Barclays and Citi are acting as joint financial advisors and capital markets advisors to ATI. Weil, Gotshal & Manges LLP is serving as legal counsel to ATI.
Investor Management Presentation
FVAC II and ATI management will host a conference call on February 22, 2021 at 8:00 a.m., EST, to review an investor presentation. The conference call can be accessed in the “Investors” section of the ATI website at https://www.atipt.com/investors and the FVAC II website at https://www.fortressvalueac2.com/. A recording of the webcast will be available online following the conference call at the same links.
The presentation and a transcript of the call will also be filed by FVAC II with the SEC under the cover of a Current Report on Form 8-K, which can be viewed through the SEC’s EDGAR website at www.sec.gov. A link to Fortress Value Acquisition Corp.’s SEC filings can be found at https://www.fortressvalueac2.com/sec-filings.
About ATI Physical Therapy
At ATI Physical Therapy, we are passionate about potential. Every day, we restore it in our patients and activate it in our team members in close to 900 locations across the U.S. With proven results from more than 2.5 million unique patient cases tracked in its EMR database, ATI is leading the industry by setting best practice standards that deliver predictable outcomes for our patients with MSK issues. ATI’s offerings span the healthcare spectrum for MSK-related issues.

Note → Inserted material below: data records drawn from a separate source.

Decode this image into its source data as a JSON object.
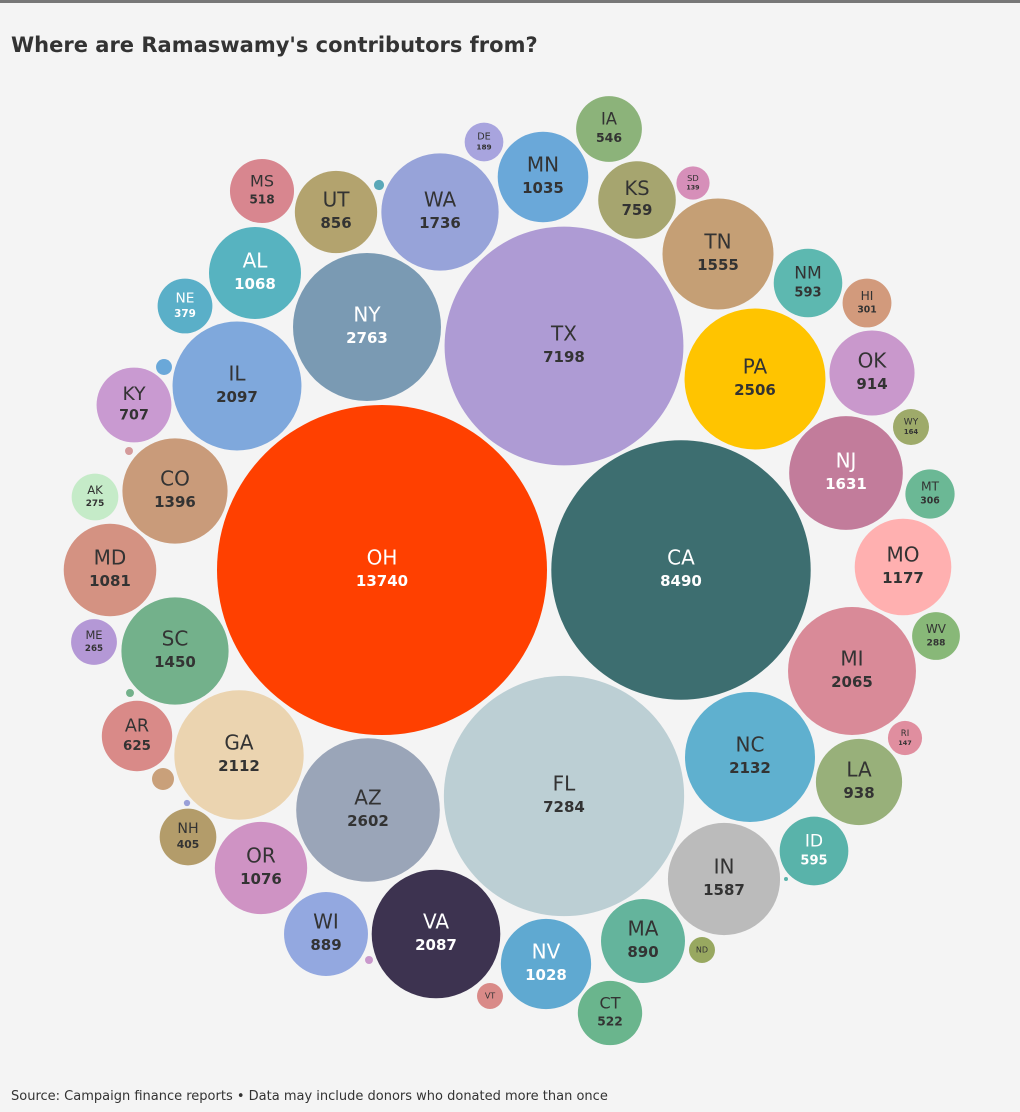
{
  "chart_data": {
    "type": "bubble",
    "title": "Where are Ramaswamy's contributors from?",
    "source": "Source: Campaign finance reports • Data may include donors who donated more than once",
    "categories": [
      "OH",
      "CA",
      "FL",
      "TX",
      "NY",
      "AZ",
      "PA",
      "NC",
      "GA",
      "IL",
      "VA",
      "MI",
      "WA",
      "NJ",
      "IN",
      "TN",
      "SC",
      "CO",
      "MO",
      "MD",
      "OR",
      "AL",
      "MN",
      "NV",
      "LA",
      "OK",
      "MA",
      "WI",
      "UT",
      "KS",
      "KY",
      "AR",
      "ID",
      "NM",
      "IA",
      "CT",
      "MS",
      "NH",
      "NE",
      "MT",
      "HI",
      "WV",
      "AK",
      "ME",
      "DE",
      "WY",
      "RI",
      "SD",
      "ND",
      "VT",
      null,
      null,
      null,
      null,
      null,
      null,
      null,
      null
    ],
    "values": [
      13740,
      8490,
      7284,
      7198,
      2763,
      2602,
      2506,
      2132,
      2112,
      2097,
      2087,
      2065,
      1736,
      1631,
      1587,
      1555,
      1450,
      1396,
      1177,
      1081,
      1076,
      1068,
      1035,
      1028,
      938,
      914,
      890,
      889,
      856,
      759,
      707,
      625,
      595,
      593,
      546,
      522,
      518,
      405,
      379,
      306,
      301,
      288,
      275,
      265,
      189,
      164,
      147,
      139,
      85,
      85,
      13,
      32,
      8,
      8,
      61,
      5,
      8,
      2
    ],
    "colors": [
      "#ff4000",
      "#3d6e70",
      "#bccfd4",
      "#ae9bd4",
      "#7a9ab3",
      "#9aa5b8",
      "#ffc400",
      "#5fb0cf",
      "#ebd4b0",
      "#7fa8dc",
      "#3d3350",
      "#d98a98",
      "#97a3d9",
      "#c27c9b",
      "#bbbbbb",
      "#c59f75",
      "#73b18b",
      "#c99b7a",
      "#ffb0b0",
      "#d49282",
      "#cf93c4",
      "#57b3c0",
      "#6aa8d9",
      "#5fa9d1",
      "#98b07a",
      "#c998cc",
      "#64b49c",
      "#93a8e0",
      "#b3a36e",
      "#a6a56f",
      "#c99ad1",
      "#d98a88",
      "#59b3aa",
      "#5db8b0",
      "#8cb37a",
      "#6ab58d",
      "#d8868f",
      "#b39c6a",
      "#5aafc8",
      "#6bb895",
      "#d29a7c",
      "#88b878",
      "#c5ebc8",
      "#b498d6",
      "#a8a4de",
      "#9eaa6a",
      "#e08e9f",
      "#d68fb9",
      "#98a860",
      "#d98a88",
      "#5aa8b8",
      "#6aa8d9",
      "#d49a9a",
      "#73b18b",
      "#c9a07a",
      "#9aa0d8",
      "#c998cc",
      "#59b3aa"
    ]
  }
}
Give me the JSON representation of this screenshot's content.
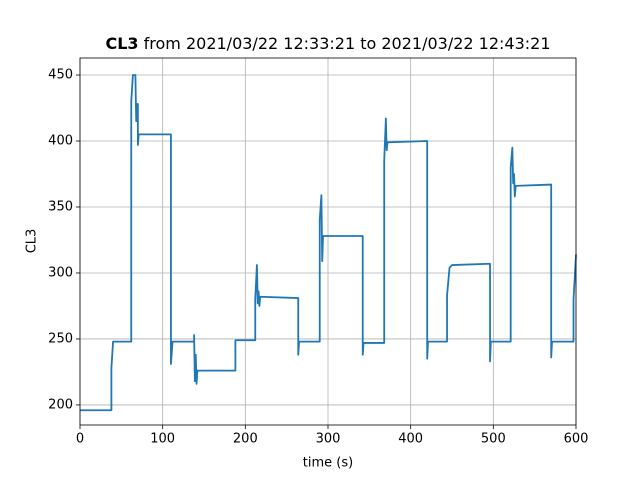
{
  "chart_data": {
    "type": "line",
    "title": [
      "CL3",
      "from 2021/03/22 12:33:21 to 2021/03/22 12:43:21"
    ],
    "xlabel": "time (s)",
    "ylabel": "CL3",
    "xlim": [
      0,
      600
    ],
    "ylim": [
      184.8,
      462.9
    ],
    "xticks": [
      0,
      100,
      200,
      300,
      400,
      500,
      600
    ],
    "yticks": [
      200,
      250,
      300,
      350,
      400,
      450
    ],
    "grid": true,
    "x": [
      0,
      38,
      38,
      40,
      62,
      62,
      64,
      67,
      68,
      69,
      70,
      70,
      71,
      72,
      110,
      110,
      112,
      138,
      138,
      139,
      140,
      141,
      142,
      188,
      188,
      212,
      212,
      214,
      215,
      216,
      217,
      218,
      264,
      264,
      265,
      290,
      290,
      292,
      293,
      294,
      342,
      342,
      343,
      368,
      368,
      370,
      371,
      372,
      420,
      420,
      421,
      444,
      444,
      447,
      450,
      496,
      496,
      497,
      521,
      521,
      523,
      524,
      525,
      526,
      527,
      570,
      570,
      571,
      597,
      597,
      600
    ],
    "series": [
      {
        "name": "CL3",
        "color": "#1f77b4",
        "values": [
          196,
          196,
          228,
          248,
          248,
          430,
          450,
          450,
          415,
          428,
          428,
          397,
          405,
          405,
          405,
          231,
          248,
          248,
          253,
          218,
          238,
          216,
          226,
          226,
          249,
          249,
          280,
          306,
          277,
          286,
          275,
          282,
          281,
          238,
          248,
          248,
          340,
          359,
          309,
          328,
          328,
          238,
          247,
          247,
          385,
          417,
          393,
          399,
          400,
          235,
          248,
          248,
          283,
          304,
          306,
          307,
          233,
          248,
          248,
          380,
          395,
          368,
          375,
          358,
          366,
          367,
          236,
          248,
          248,
          280,
          314
        ]
      }
    ]
  }
}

From preventative services in the workplace and athletic training support to home health, outpatient clinical services and online physical therapy via its CONNECT™ platform, a complete list of our service offerings can be found at ATIpt.com.
About Fortress Value Acquisition Corp. II
FVAC II is a $345 million Special Purpose Acquisition Company sponsored by Fortress Credit and traded on the New York Stock Exchange under the ticker FAII. Fortress Credit is a business of Fortress Investment Group LLC (“Fortress”).
Fortress is a leading, highly diversified global investment manager. Founded in 1998, Fortress manages $49.9 billion of assets under management as of September 30, 2020, on behalf of approximately 1,800 institutional clients and private investors worldwide across a range of credit and real estate, private equity and permanent capital investment strategies.
About Advent International
Founded in 1984, Advent International is one of the largest and most experienced global private equity investors. The firm has invested in over 350 private equity transactions in 41 countries, and as of September 30, 2020, had $66.2 billion in assets under management. With 15 offices in 12 countries, Advent has established a globally integrated team of over 200 investment professionals across North America, Europe, Latin America and Asia. The firm focuses on investments in five core sectors, including business and financial services; health care; industrial; retail, consumer and leisure; and technology. After 35 years dedicated to international investing, Advent remains committed to partnering with management teams to deliver sustained revenue and earnings growth for its portfolio companies.
About GCM Grosvenor
GCM Grosvenor (Nasdaq: GCMG) is a global alternative asset management solutions provider across private equity, infrastructure, real estate, credit, and absolute return investment strategies. The firm is in its 50th year of operation and is dedicated to delivering value for clients in the growing alternative investment asset classes. GCM Grosvenor’s experienced team of approximately 500 professionals serves a global client base of institutional and high net worth investors. The firm is headquartered in Chicago, with offices in New York, Los Angeles, London, Tokyo, Hong Kong, and Seoul.